原子力損害賠償制度の金融における意義

原子力事業を継続するかどうかは、今後の国民の選択だが、仮に継続するとしたならば、その遂行のために巨額な資金調達が可能でなければならない。

福島の事故をみると明らかだが、大規模な原子力事故が起きたときの損害賠償債務額については、事前には予測不能である。事前にわかることといえば、賠償債務額は、民間の事業者としての負担限界をはるかに超えて、巨額に達するものになり得るということだけである。

 

原子力事業者にとっては、このような巨大な不確実債務を負うかぎり、資金調達は不可能になる。なぜなら、資金を供給する側の金融界の論理として、万が一の事故の発生によって、巨額な債務超過に陥り、全ての金融債権が履行不能に陥る可能性があるような事業者には、資金を供給できないからである。

資金調達ができなければ、原子力発電所の建設はできないから、原子力事業の遂行も不可能になる。しかも、より重要な問題は、原子力事業を行う電気事業者は、そのことで電気事業全体の資金調達が不可能になってしまうことである。

このことは、日本が国策として原子力事業の開始を決意したときに、直ちに根本的な難問として浮上した。そこで、特別法を制定することで、難問を打開しようとしたのである。それが「原子力損害の賠償に関する法律」である。

具体的には、法律の第十六条に定める政府の援助義務に基づき、政府が賠償債務を一時的に肩代わりする措置が取られたのである。

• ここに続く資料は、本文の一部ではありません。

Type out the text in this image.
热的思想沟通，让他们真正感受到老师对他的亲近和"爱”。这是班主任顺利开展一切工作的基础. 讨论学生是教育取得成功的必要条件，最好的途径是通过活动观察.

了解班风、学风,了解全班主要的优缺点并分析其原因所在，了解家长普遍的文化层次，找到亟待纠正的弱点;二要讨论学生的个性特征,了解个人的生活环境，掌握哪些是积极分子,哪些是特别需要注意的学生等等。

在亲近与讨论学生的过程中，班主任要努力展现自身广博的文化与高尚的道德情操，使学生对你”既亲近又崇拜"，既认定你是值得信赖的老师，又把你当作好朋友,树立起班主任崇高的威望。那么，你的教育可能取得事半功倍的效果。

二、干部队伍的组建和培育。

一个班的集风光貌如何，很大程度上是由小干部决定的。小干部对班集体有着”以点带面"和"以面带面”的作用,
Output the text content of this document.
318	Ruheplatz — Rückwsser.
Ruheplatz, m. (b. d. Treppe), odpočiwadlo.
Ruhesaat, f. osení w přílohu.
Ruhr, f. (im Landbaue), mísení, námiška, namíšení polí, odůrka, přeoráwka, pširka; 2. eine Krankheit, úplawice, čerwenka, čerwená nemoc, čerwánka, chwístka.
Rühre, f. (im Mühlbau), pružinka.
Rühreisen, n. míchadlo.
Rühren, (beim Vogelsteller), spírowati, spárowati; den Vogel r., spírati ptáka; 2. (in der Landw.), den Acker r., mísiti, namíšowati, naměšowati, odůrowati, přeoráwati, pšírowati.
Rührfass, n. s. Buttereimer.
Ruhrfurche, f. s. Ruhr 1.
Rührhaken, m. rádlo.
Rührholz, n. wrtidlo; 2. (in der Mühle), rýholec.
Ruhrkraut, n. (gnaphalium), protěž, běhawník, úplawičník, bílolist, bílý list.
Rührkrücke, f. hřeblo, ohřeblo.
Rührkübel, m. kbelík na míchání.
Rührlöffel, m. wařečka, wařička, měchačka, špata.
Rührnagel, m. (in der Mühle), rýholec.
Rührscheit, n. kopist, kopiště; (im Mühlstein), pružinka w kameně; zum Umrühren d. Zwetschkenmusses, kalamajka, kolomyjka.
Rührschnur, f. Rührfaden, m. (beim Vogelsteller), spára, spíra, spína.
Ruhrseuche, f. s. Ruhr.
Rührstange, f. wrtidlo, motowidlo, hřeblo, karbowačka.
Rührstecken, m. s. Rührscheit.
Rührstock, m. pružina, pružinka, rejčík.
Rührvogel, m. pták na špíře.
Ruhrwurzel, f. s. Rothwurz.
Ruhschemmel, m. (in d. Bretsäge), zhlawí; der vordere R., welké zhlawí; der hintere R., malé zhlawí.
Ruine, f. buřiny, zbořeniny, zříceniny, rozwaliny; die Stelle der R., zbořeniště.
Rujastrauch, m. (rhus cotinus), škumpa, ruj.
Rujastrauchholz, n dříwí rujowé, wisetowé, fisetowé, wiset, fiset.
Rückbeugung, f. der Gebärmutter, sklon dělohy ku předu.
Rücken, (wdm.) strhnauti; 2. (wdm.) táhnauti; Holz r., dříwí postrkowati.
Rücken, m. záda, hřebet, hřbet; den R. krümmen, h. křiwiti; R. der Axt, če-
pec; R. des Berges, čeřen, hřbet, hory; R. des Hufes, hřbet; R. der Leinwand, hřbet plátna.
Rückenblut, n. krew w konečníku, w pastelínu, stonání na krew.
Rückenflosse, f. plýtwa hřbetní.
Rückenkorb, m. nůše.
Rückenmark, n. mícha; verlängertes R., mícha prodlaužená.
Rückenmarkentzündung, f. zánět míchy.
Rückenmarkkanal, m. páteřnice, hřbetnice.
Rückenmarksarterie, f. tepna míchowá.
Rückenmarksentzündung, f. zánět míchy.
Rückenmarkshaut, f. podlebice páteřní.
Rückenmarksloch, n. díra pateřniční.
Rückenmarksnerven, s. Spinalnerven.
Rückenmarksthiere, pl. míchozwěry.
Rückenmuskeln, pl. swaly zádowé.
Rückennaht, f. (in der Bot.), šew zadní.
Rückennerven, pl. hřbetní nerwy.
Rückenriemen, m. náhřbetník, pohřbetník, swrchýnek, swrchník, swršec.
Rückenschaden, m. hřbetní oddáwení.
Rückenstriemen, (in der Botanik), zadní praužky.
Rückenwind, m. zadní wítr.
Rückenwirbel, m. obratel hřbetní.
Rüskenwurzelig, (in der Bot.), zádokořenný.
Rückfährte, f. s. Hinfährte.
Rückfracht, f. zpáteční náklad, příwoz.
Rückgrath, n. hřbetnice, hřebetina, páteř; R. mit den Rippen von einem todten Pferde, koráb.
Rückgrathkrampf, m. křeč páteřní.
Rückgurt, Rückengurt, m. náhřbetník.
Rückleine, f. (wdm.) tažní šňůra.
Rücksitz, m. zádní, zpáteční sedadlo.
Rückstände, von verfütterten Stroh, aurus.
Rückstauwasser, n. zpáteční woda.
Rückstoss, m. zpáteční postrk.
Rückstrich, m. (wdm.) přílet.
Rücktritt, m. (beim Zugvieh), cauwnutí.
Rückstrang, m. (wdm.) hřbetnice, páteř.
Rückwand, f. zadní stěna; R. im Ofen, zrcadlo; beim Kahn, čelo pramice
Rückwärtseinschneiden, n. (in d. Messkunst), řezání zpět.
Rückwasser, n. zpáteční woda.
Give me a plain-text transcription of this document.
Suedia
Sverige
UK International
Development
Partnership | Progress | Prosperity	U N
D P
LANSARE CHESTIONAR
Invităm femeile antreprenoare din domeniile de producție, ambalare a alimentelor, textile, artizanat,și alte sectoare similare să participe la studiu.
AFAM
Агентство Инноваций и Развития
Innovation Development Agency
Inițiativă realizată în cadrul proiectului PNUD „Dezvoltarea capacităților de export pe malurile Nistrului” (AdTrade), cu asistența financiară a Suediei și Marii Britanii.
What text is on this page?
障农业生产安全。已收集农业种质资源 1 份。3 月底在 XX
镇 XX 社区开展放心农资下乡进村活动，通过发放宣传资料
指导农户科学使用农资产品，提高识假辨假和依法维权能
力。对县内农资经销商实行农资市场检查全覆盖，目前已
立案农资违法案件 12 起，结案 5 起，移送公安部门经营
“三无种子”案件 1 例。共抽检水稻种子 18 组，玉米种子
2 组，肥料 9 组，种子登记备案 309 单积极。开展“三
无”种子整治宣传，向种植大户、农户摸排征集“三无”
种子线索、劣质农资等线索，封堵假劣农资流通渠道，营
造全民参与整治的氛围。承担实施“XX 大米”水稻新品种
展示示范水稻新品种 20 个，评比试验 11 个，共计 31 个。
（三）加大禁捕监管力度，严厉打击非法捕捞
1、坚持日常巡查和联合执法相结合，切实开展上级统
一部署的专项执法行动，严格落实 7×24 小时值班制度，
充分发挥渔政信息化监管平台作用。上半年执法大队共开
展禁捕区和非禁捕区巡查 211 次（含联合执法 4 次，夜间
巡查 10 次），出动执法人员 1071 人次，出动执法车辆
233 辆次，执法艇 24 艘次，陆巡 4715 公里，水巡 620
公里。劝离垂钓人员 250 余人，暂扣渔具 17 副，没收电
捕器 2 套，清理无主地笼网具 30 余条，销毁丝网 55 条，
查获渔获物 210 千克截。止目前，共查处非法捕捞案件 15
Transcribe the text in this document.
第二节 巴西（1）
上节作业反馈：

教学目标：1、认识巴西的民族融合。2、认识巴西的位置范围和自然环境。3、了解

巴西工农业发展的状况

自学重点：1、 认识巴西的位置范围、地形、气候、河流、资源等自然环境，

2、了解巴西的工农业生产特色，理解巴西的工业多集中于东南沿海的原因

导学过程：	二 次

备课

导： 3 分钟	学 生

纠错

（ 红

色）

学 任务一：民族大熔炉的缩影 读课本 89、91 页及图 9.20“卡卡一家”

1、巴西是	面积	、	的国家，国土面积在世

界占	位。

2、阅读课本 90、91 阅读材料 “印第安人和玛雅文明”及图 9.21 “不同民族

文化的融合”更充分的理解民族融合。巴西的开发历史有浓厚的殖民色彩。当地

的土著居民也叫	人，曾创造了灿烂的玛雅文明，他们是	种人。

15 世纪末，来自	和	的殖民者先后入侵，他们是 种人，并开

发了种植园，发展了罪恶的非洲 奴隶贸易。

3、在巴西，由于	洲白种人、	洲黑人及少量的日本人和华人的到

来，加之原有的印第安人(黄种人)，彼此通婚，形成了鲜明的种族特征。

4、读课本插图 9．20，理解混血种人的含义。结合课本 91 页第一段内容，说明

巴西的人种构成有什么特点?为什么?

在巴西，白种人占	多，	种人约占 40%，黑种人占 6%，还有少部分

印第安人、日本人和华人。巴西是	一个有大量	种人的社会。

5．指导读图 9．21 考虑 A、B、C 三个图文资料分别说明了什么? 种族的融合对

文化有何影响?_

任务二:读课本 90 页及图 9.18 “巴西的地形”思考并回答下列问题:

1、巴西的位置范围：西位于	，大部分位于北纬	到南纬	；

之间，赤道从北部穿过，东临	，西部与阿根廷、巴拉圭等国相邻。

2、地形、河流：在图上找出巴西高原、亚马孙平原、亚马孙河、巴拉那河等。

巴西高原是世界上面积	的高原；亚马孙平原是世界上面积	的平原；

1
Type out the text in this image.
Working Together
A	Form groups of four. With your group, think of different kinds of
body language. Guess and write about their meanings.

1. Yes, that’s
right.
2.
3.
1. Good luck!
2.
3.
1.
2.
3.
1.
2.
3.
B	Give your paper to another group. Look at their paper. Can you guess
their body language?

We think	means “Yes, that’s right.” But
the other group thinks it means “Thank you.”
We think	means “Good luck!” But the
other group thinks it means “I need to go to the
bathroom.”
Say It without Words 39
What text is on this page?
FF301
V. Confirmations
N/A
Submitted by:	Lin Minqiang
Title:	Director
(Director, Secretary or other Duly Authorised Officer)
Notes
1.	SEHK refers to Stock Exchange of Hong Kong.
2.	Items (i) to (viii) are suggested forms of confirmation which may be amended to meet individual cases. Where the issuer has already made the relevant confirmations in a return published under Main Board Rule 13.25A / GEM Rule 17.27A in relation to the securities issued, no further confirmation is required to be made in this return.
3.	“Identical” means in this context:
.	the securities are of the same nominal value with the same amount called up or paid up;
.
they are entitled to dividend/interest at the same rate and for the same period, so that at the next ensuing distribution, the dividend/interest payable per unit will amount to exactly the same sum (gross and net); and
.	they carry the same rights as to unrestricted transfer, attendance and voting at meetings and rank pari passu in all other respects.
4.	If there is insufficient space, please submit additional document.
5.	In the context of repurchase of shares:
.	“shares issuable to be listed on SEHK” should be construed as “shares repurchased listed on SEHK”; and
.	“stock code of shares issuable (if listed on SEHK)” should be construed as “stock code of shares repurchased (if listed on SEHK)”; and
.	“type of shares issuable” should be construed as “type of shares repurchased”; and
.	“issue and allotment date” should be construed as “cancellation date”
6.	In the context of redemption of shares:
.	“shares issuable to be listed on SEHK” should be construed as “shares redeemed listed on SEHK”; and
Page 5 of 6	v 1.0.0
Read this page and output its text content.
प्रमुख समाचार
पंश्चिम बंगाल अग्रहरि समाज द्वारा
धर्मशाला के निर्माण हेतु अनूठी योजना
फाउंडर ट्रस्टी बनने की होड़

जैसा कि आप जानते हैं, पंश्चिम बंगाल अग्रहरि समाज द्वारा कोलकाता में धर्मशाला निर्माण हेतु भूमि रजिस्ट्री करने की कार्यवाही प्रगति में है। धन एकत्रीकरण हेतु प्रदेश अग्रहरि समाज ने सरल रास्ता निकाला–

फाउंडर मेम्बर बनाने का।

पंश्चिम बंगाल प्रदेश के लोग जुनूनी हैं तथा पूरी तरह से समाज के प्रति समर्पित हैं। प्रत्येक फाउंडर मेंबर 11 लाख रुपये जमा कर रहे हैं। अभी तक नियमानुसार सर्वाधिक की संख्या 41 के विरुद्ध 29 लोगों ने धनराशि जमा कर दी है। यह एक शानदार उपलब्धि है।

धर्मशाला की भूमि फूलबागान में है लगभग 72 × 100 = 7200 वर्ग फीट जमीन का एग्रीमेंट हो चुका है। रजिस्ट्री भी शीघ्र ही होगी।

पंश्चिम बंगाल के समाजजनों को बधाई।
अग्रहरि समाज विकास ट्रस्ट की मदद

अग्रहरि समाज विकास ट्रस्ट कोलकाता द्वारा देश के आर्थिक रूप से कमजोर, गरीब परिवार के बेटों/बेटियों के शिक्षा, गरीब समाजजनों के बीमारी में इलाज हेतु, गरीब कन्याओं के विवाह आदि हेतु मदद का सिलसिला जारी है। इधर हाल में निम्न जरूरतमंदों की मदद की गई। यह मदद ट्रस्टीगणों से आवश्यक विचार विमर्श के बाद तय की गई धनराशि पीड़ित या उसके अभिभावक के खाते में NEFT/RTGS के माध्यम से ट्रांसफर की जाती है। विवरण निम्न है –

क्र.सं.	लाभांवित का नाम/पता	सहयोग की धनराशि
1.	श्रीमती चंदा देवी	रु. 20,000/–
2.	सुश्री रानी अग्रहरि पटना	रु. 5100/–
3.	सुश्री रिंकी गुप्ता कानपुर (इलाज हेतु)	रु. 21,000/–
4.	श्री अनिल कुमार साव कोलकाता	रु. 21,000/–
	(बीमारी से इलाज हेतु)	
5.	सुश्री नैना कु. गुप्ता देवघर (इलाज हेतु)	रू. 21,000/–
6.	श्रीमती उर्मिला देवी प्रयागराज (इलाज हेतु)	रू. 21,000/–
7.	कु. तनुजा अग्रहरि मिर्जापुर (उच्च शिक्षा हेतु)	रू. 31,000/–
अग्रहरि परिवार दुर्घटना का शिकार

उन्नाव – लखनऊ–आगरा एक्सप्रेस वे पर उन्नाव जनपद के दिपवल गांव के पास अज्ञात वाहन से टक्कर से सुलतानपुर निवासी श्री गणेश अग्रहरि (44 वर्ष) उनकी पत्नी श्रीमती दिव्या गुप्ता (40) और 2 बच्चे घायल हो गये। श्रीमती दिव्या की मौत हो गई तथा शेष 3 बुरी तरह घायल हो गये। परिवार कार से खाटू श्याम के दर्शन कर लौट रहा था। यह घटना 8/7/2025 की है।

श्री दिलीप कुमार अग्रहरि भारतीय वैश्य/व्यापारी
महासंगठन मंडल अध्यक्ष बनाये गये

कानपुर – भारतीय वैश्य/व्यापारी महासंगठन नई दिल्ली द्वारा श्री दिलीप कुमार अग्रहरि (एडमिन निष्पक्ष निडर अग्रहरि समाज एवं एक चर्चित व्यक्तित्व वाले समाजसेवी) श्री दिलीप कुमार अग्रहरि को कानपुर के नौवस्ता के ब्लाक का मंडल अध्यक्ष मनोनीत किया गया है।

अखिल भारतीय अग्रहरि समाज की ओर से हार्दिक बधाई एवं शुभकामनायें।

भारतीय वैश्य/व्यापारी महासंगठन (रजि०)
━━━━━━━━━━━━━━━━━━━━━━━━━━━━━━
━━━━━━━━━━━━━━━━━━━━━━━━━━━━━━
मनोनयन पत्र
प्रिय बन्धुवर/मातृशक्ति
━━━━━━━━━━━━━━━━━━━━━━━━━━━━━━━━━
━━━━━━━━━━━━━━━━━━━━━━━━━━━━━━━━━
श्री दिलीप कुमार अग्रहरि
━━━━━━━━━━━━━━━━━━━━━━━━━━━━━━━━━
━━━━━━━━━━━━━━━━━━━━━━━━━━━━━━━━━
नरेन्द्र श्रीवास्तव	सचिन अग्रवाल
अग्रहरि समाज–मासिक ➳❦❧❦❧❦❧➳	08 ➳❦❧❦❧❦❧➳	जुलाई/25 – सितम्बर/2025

故に、福島の事故においても、東京電力は、資金調達の道を断たれることなく、電気事業を継続し、電気の安定供給義務を果たしたのである。

そして、何よりも決定的に重要なことは、こうして、法律に規定された政府援助により、東京電力を存立させたが故に、政府が肩代わりしている巨額な負債についても、東京電力の将来収益によって完全に弁済できる目途がたつに至ったことである。

結果として、原子力事故に起因する損害を受けた被害者への賠償履行、その賠償費用の国民負担の最小化、電気の安定供給、金融債権の保全など、全体として、合理的で望ましい解を得るに至っている。

しかし、残念なことに、この法律の意義は、十分な国民の理解を得られていないようである。